Wessel Pretorius, writer and star of this one man show, presents the affecting story of ‘Boy’, opening his performance naked in a tin bath tub. Boy is born into a dysfunctional family consisting of an overbearing father, a disintegrating mother and an egocentric older brother. Each of these personas appear on cue from thin air at the twist of an imaginary lipstick case or the donning of a leather jacket. This is particularly impressive considering Pretorius is wearing only a pair of white pants. Even more impressive is the masterful depiction of the relationships through time, which manages ingeniously to make the piece’s lack of chronology a source of insight rather than confusion.

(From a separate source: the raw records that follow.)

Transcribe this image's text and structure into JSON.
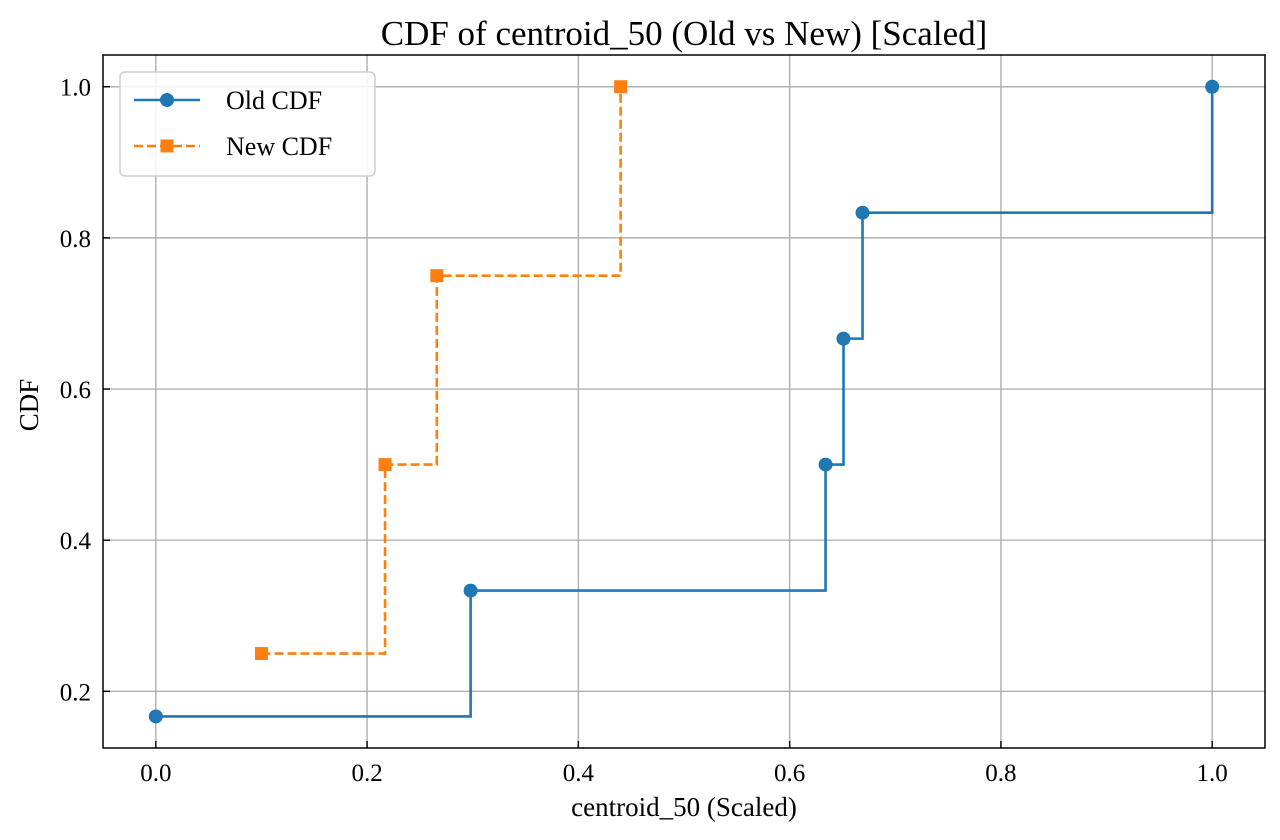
{
  "chart_data": {
    "type": "line",
    "title": "CDF of centroid_50 (Old vs New) [Scaled]",
    "xlabel": "centroid_50 (Scaled)",
    "ylabel": "CDF",
    "xlim": [
      -0.05,
      1.05
    ],
    "ylim": [
      0.125,
      1.042
    ],
    "xticks": [
      0.0,
      0.2,
      0.4,
      0.6,
      0.8,
      1.0
    ],
    "xtick_labels": [
      "0.0",
      "0.2",
      "0.4",
      "0.6",
      "0.8",
      "1.0"
    ],
    "yticks": [
      0.2,
      0.4,
      0.6,
      0.8,
      1.0
    ],
    "ytick_labels": [
      "0.2",
      "0.4",
      "0.6",
      "0.8",
      "1.0"
    ],
    "grid": true,
    "legend_position": "upper-left",
    "step": "post",
    "series": [
      {
        "name": "Old CDF",
        "color": "#1f77b4",
        "linestyle": "solid",
        "marker": "circle",
        "x": [
          0.0,
          0.298,
          0.634,
          0.651,
          0.669,
          1.0
        ],
        "y": [
          0.1667,
          0.3333,
          0.5,
          0.6667,
          0.8333,
          1.0
        ]
      },
      {
        "name": "New CDF",
        "color": "#ff7f0e",
        "linestyle": "dashed",
        "marker": "square",
        "x": [
          0.1,
          0.217,
          0.266,
          0.44
        ],
        "y": [
          0.25,
          0.5,
          0.75,
          1.0
        ]
      }
    ]
  }
}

Undone has a poetry to it, both in its script and its physicality. For many, this is bewitching, but for others the interlaced sensuality, religion, and literary references may make the piece less accessible. It has, however, been well adapted for its new British audience. Produced in South Africa, Afrikaaner cultural heritage originally featured prominently; here, familiar British verse has been interjected successfully. This erudite element links in with the lyrical nature of Pretorius’s writing and forms one of many tiers on which he explores the psychological processes of the show’s family.
Ultimately, Pretorius’ stage presence is the factor which provides Undone’s main driving force. He makes the piece achingly, terrifyingly personal. Boy has a bitter, sarcastic voice; he speaks to the audience and produces the characters of his family to showcase his point. His story is something like a play within a play: Boy narrates himself, announces the acts, and even reads out the author’s notes. It feels wholly autobiographical and the effect is haunting. It was not until I sat down to write this that it even occurred to me that I might not have been told a true story: audience disbelief is not just suspended; it is murdered, buried, and forgotten about altogether.
One minor point is that the amount of swearing makes this PG rating absurd. If you think you can handle this, alongside an emotional rollercoaster, then you will love it.